The head of the Leopold Trepper Defense Committee reported today that the World War II master spy will file a libel suit against Jean Rochet, director of the French counter-espionage service, who has accused Trepper of collaboration with the Gestapo. In a letter published today in Le Monde, Gilles Perrault said Trepper told him of his intention to sue Rochet in a telephone conversation Friday from Warsaw. Last Thursday Le Monde published Rochet’s charge that Trepper turned over his comrades, many of them Jews, to the Gestapo after the Nazis arrested him in 1942.
Trepper headed the Soviet espionage network in Western Europe during World War II, known as the “Red Orchestra.” He and his wife live in Poland and have been trying, in vain, to get exit visas to go to Israel to join their son, Edgar. Mrs.
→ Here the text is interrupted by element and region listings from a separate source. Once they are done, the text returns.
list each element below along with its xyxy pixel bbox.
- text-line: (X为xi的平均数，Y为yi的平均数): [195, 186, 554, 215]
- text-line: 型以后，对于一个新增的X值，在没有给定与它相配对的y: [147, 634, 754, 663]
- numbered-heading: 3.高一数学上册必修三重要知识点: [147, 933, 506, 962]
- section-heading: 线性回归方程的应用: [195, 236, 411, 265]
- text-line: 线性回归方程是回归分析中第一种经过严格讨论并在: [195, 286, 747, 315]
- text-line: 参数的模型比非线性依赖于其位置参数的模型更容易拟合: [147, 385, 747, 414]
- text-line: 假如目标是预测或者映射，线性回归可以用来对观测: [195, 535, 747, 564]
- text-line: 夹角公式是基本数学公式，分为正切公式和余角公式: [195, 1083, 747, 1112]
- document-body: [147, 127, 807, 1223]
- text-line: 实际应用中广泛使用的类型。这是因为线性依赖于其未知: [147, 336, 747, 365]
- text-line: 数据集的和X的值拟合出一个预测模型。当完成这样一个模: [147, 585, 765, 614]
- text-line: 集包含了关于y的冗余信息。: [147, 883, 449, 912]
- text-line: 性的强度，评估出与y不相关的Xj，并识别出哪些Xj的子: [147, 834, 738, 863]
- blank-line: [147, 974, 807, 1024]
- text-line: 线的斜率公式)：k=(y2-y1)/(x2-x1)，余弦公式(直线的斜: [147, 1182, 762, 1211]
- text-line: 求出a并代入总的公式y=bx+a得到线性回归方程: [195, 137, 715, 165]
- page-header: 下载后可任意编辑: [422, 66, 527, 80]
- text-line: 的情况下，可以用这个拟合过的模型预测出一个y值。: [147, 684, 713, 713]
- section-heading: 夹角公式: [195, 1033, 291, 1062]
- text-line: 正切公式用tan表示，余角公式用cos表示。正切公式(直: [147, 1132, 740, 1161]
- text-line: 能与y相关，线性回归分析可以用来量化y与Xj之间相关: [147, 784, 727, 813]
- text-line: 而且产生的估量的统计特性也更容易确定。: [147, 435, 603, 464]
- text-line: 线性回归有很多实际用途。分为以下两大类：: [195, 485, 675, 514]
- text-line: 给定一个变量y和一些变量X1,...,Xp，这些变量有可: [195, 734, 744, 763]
Elisabeth Trepper, who was given a temporary exit visa earlier this month, was refused entry to France on grounds that her husband was an undesirable foreign agent who could be harmful to Western countries.
NOT A GESTAPO COLLABORATOR
Trepper’s defense here was undertaken by Perrault, the author of a bool on the “Red Orchestra.” In his Le Monde letter, Perrault accused Rochet of using portions of the book out of context to support charges against Trepper. He claimed that the reason Trepper wasn’t tortured by the Gestapo was because they intended to use him to communicate false intelligence to Russia.
Perrault also came to Trepper’s defense in an article published in the current issue of the French weekly Le Nouvel Observateur. He maintained that had Trepper been a Gestapo collaborator he would not claim the right to go to Israel, a country which is well informed about war crimes and does not pardon them. Perrault also observed that Trepper stood up to the official anti-Semitic campaign in Poland led by former Interior Minister Mieczyslaw Moczar in 1968.